A differenza di Ghali, che per far uscire il disco ci ha impiegato diversi mesi, al Gionata più famoso d’Italia sono bastati solo 17 giorni tra l’annuncio e l’uscita del disco, prodotto in sordina – insieme al suo compagno di avventure Charlie Charles – riuscendo a non far trapelare alcun rumor sui lavori in corso.

Sfera arriva a questo disco dopo un buon sophomore che, a distanza di un anno e mezzo, si può definire uno dei capisaldi del movimento trap italiano, visto l’enorme successo tra il pubblico e il buon riscontro nella critica stampata e digitale. Sfera è cresciuto e la sua vita è cambiata totalmente in questi mesi e, come successo con l’omonimo album, ci tiene a raccontarci queste importanti cambiamenti.

Questa volta si parla esclusivamente di come ci si sente ad essere una vera rockstar, per cui gli argomenti diventano la troppa figa che stufa, la codeina che sballa, le canne che rilassano, i soldi che flexano, UberLUX che ti porta in giro e tutte le stesse cose che cantano tutti gli altri da sempre – che questi siano vere rockstar o bravi ragazzi nei brutti quartieri.

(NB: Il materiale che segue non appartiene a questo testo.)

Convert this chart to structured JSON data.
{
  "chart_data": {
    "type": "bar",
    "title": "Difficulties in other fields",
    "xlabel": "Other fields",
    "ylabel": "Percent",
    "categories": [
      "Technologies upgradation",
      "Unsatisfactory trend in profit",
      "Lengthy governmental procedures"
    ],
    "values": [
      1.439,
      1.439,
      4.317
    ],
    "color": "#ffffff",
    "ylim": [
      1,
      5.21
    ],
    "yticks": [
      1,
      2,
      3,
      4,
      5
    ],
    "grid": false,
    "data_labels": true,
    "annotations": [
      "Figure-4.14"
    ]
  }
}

Per cui si può facilmente capire che da Ciny al Bosco Verticale la strada è breve: cambiano le location, ma non le abitudini né tantomeno le barre.

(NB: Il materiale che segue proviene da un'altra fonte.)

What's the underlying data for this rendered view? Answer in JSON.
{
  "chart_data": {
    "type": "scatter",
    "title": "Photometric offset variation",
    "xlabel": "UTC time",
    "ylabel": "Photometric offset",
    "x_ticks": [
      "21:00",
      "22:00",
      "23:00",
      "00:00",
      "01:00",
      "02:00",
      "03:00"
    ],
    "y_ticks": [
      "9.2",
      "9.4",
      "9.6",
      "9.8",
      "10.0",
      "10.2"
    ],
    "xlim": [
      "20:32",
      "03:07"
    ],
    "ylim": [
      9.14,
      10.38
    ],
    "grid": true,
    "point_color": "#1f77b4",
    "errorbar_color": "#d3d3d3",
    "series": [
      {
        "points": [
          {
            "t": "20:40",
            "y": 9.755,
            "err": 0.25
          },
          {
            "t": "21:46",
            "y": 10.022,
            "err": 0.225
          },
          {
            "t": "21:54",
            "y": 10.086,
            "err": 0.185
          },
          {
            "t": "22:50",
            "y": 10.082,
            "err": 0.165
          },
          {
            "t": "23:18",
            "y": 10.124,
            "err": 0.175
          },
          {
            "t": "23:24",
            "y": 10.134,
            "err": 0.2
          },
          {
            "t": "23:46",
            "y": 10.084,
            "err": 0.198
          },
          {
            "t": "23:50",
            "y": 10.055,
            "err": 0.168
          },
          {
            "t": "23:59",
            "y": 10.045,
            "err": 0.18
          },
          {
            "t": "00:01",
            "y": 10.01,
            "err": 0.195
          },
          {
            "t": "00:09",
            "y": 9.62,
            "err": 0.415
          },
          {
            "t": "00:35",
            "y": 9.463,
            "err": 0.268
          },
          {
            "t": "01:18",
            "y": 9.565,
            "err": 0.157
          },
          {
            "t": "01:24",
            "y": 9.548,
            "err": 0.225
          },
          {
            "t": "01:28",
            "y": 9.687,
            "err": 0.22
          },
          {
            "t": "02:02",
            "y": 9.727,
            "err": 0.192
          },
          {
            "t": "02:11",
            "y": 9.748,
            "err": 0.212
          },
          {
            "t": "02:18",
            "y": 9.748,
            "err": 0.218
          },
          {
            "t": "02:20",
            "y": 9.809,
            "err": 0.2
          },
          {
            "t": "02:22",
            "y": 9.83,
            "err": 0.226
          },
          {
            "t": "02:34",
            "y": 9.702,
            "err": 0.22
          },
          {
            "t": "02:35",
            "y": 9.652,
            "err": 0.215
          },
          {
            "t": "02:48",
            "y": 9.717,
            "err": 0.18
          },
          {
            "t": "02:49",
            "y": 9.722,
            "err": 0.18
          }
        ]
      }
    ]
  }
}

Se Sfera Ebbasta (il disco) era qualcosa di sincero in cui il rapper raccontava come fosse arrivato ad essere qualcuno partendo dal nulla e da molta povertà (Started From The Bottom Now We Here cantava Drake 5 anni fa), Rockstar suona come l’ennesima inutile autoproclamazione uguale identica alle robe che propongono i vari Guè e Marra da una decina d’anni: stessi argomenti da sempre, solo che prima c’era “La Lambo, Montecarlo, posto caldo“, poi la tipa che “si fa la doccia con il Dom Perignon” e infine si ritorna alle Lamborghini direttamente con la nipote del fondatore del marchio in questione.

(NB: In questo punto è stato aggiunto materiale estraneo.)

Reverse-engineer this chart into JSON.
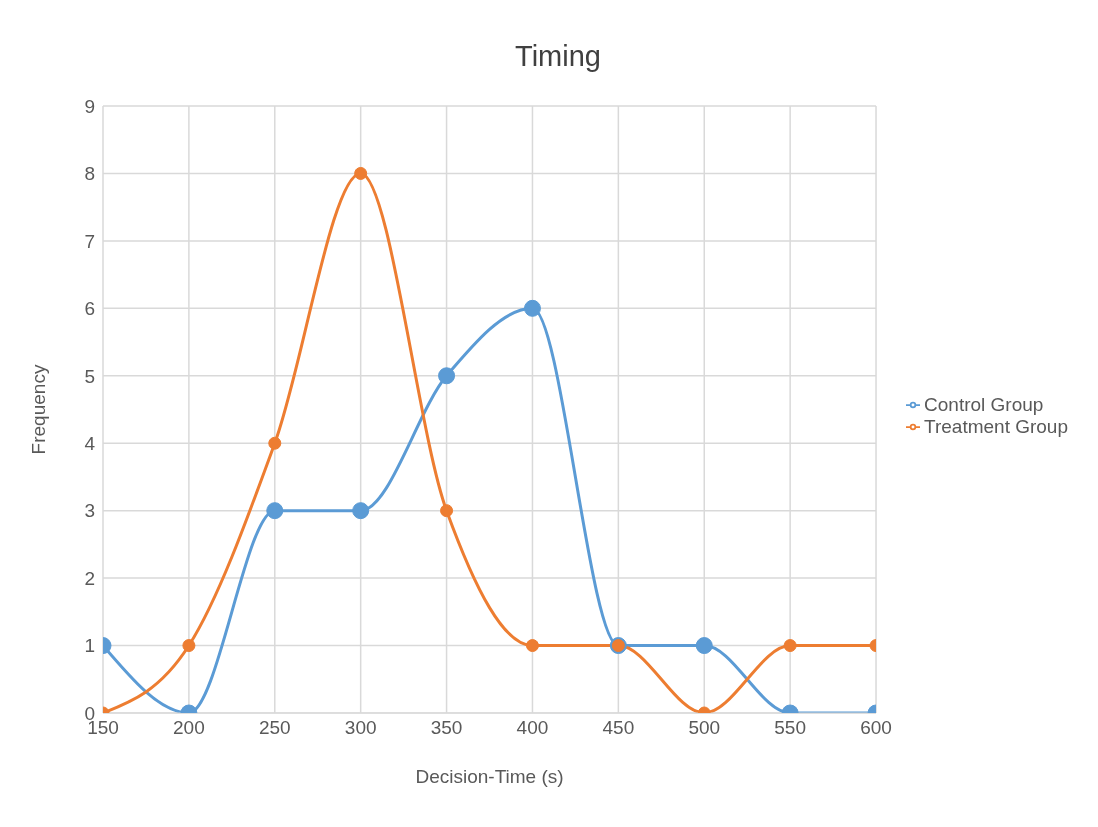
{
  "chart_data": {
    "type": "line",
    "title": "Timing",
    "xlabel": "Decision-Time (s)",
    "ylabel": "Frequency",
    "x": [
      150,
      200,
      250,
      300,
      350,
      400,
      450,
      500,
      550,
      600
    ],
    "series": [
      {
        "name": "Control Group",
        "color": "#5b9bd5",
        "values": [
          1,
          0,
          3,
          3,
          5,
          6,
          1,
          1,
          0,
          0
        ]
      },
      {
        "name": "Treatment Group",
        "color": "#ed7d31",
        "values": [
          0,
          1,
          4,
          8,
          3,
          1,
          1,
          0,
          1,
          1
        ]
      }
    ],
    "xlim": [
      150,
      600
    ],
    "xticks": [
      150,
      200,
      250,
      300,
      350,
      400,
      450,
      500,
      550,
      600
    ],
    "ylim": [
      0,
      9
    ],
    "yticks": [
      0,
      1,
      2,
      3,
      4,
      5,
      6,
      7,
      8,
      9
    ],
    "grid": true,
    "legend": "right",
    "marker": "circle",
    "line_style": "solid"
  }
}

Musicalmente però Rockstar parte molto bene con la title-track che riesce a dare continuità al nuovo sound del milanese (il singolo Tran Tran riportava ossigeno dopo quell’immensa cagata di Dexter), seguita da Serpenti A Sonagli, dove Charlie Charles riprende i controcanti effettati degli scorsi lavori e Cupido (feat. Quavo) che, scusate lo spoiler, è già il punto più alto dell’album. Sì, perché c’è il giusto flow, le rime chiuse decentemente e quelle frasi che riescono a far canticchiare un po’ tutti (“Una tipa chic come te vuole un trap-boy come me“, già presente in 999999+ storie di Instagram).

Il resto del disco, tolta Tran Tran, è un mix di sonorità scadute (Ricchi x Sempre copia malissimo Figli Di Papà) e rime non chiuse che ti fanno quasi rimpiangere la Dark Polo Gang (“Fendi belt, una pila alta come un Big Mac pam, pam, pam, brrr”) – che poi un Big Mac non è manco poi così alto.

Sfera delude, perché sulla carta è uno dei pochi del giro capace di far qualcosa di decente (vedi la primissima parte del disco) e perché Charlie Charles, dopo l’ottimo lavoro con Ghali, sembra aver perso un po’ l’ispirazione sulle basi. Aspettiamo di vedere Sfera ripartire dal basso con un po’ più di umiltà e qualche argomento migliore, ma la vediamo dura, perché in 4 giorni il disco ha già superato i 5 milioni di play su Spotify, quindi figuriamoci dove volerà l’ego della Rockstar al prossimo giro.